On Saturday morning we meet up with a large group of climbers at The Buzz coffee shop at the foot of Mt. Lemmon, while Stephanie heads out for a class taught by a local guide. The Buzz is, well, abuzz with activity—the dozen climbers are easily outnumbered by the cyclist, ready to pit themselves against thousands of feet of climbing in temperatures that are already into the high 90s.
Our group heads to the Munchkinland area, a stretch of granite wall with a number of face climbs, with many first ascents and much hardware supplied by local climber Scott Ayers. He has invested well over a thousand dollars in hardware alone, all of it first class and bomber. This wall was meant to be used and enjoyed for years to come. Thank you, Scott!
The 30 minute hike has some ups and downs, but goes quickly. Michelle, who is in the lead, suddenly makes a short jump to one side. She has spotted a good-sized rattlesnake sunning himself just off the trail. We make a wide berth while the snake slowly crawls over a log and curls up under a small bush. Much darker than rattlesnakes I've seen in Florida, the almost black snake is perfectly camouflaged and the rest of the group can barely make him out under the shade of the foliage.
Can you spot the rattler?
Large groups can be difficult, but this one works out well. There are just enough ropes and leaders to keep everyone busy and satisfied climbing at whatever level they choose. There is a 5.6 stemming route (Miss Gultch) that is incredibly fun (so much fun we repeat it the next day), and some mildly overhanging workouts at the end of the day as we all warm up to the wall. As the sun appears over the cliff just past mid-day, the clouds mercifully roll in and we spend the whole day in the shade.
Me on Miss Gultch
Brigette leads Miss Gultch
Sunday, July 12th
The next day sees us back at the same area, considering our success in keeping out of the sun on the previous day. We're a little slower today with just the three of us, a pace that suits us all just fine. I'm nursing a number of niggling injuries by now, and am content to lead at a moderate level.
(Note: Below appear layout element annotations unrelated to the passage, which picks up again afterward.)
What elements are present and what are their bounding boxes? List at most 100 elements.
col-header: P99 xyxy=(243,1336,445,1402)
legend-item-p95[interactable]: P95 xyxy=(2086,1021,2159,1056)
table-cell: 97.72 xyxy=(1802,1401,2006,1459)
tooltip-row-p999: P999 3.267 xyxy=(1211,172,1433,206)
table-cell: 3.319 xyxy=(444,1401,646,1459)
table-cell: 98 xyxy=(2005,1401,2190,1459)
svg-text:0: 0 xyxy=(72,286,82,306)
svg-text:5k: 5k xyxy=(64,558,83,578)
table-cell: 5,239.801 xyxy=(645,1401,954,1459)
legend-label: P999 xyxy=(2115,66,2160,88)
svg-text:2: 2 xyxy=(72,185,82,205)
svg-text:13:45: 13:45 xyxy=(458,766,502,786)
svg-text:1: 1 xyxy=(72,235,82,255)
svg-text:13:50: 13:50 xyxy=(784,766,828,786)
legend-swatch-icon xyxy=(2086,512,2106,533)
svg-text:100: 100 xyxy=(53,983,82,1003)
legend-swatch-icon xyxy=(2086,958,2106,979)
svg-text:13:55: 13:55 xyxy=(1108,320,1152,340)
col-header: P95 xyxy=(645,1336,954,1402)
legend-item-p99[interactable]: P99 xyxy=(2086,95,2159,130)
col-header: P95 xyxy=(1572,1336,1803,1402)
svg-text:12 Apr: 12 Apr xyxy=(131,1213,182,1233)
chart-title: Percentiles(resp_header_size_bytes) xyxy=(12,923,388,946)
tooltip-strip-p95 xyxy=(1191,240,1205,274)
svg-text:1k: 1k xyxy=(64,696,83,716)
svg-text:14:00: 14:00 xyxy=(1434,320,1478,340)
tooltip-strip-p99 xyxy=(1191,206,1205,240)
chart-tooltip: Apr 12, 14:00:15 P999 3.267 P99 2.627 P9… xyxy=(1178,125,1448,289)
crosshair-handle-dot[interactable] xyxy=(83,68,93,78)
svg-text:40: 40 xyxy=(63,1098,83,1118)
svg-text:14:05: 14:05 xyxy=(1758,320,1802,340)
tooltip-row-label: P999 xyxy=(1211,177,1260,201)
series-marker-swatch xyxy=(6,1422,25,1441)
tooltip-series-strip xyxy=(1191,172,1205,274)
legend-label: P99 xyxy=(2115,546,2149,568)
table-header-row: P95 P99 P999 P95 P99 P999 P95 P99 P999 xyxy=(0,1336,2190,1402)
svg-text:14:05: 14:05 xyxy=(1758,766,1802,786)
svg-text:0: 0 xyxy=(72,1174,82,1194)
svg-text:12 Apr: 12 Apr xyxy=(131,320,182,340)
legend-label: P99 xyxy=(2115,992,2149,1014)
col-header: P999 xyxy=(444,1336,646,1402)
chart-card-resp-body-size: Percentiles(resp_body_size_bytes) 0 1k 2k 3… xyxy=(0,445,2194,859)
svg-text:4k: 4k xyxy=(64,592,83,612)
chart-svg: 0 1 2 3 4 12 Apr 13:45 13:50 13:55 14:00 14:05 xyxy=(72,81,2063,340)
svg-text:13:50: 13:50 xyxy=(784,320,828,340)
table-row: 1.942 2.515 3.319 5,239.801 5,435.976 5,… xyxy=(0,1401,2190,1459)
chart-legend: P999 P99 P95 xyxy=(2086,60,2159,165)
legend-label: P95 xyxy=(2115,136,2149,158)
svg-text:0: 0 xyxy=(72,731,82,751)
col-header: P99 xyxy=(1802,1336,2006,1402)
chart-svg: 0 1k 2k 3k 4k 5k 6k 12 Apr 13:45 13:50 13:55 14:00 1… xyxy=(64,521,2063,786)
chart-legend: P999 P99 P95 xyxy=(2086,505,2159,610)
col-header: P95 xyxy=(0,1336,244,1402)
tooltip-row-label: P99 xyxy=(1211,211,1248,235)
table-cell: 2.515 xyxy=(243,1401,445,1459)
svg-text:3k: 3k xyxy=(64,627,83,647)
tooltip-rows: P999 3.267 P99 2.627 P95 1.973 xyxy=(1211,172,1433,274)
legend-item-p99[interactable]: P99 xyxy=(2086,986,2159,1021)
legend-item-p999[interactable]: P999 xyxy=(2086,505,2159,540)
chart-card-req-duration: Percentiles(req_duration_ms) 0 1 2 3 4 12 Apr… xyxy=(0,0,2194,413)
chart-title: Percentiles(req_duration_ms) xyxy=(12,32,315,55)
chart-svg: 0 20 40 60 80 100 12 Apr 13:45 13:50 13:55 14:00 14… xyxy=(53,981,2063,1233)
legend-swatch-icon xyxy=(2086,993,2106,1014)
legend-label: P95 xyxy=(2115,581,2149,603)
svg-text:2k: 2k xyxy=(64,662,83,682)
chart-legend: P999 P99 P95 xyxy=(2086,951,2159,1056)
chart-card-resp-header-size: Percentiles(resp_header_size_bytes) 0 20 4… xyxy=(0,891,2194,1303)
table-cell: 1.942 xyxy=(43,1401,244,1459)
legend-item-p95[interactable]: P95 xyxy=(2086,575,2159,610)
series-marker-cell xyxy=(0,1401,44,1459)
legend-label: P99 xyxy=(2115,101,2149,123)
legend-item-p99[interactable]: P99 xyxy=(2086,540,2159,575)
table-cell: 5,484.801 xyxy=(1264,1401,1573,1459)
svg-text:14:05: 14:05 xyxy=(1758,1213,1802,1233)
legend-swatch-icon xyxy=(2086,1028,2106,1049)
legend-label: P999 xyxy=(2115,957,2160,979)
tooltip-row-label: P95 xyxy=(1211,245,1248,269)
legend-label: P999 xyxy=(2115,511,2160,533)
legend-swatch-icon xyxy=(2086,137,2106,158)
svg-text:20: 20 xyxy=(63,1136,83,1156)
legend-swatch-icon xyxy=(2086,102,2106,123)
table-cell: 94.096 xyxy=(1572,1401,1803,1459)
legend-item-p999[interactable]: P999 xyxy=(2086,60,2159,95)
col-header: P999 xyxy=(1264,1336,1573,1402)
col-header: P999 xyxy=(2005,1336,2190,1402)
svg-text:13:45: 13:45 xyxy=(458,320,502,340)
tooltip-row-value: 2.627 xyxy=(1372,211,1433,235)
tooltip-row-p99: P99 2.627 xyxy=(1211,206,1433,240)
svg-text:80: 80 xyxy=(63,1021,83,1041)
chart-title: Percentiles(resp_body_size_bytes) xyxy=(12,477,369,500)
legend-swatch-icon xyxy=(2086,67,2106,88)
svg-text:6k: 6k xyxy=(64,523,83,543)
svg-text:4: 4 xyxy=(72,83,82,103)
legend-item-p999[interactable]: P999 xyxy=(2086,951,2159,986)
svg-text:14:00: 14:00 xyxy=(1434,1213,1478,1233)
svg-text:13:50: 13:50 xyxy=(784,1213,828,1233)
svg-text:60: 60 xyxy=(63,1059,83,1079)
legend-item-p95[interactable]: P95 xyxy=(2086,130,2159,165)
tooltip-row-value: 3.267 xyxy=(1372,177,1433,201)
We met a couple of friends of Brigette's, Tanya and Dave. Tanya's fiance is Scott, who put up many of the bolts. While talking, I mention I have friends who have just moved to Las Vegas. Tanya shouts out, “You're Brie's friend!”. As it turns out, I met Tanya and Scott in the Needles where they had camped next to Sam and Brie for a number of days. It's a small climbing world!
Back at Brigette's house, we settle down for a late dinner and a movie. It's been a great trip, all too short, and I absolutely can not wait to get back to Tuscon and see the rest of Mt. Lemmon. I've only been to one of the numerous areas, and haven't even seen the top of the peak itself!
It may be a small climbing world, but it's going to take years to see even a fraction of everything and everyplace. My goal is to take more pictures—I have no picture of the storm, of the suguaro, or of the incredibly beautiful sunset that accompanies me on the drive out of Arizona. I realize that, six weeks through this journey, my eyes are just beginning to see.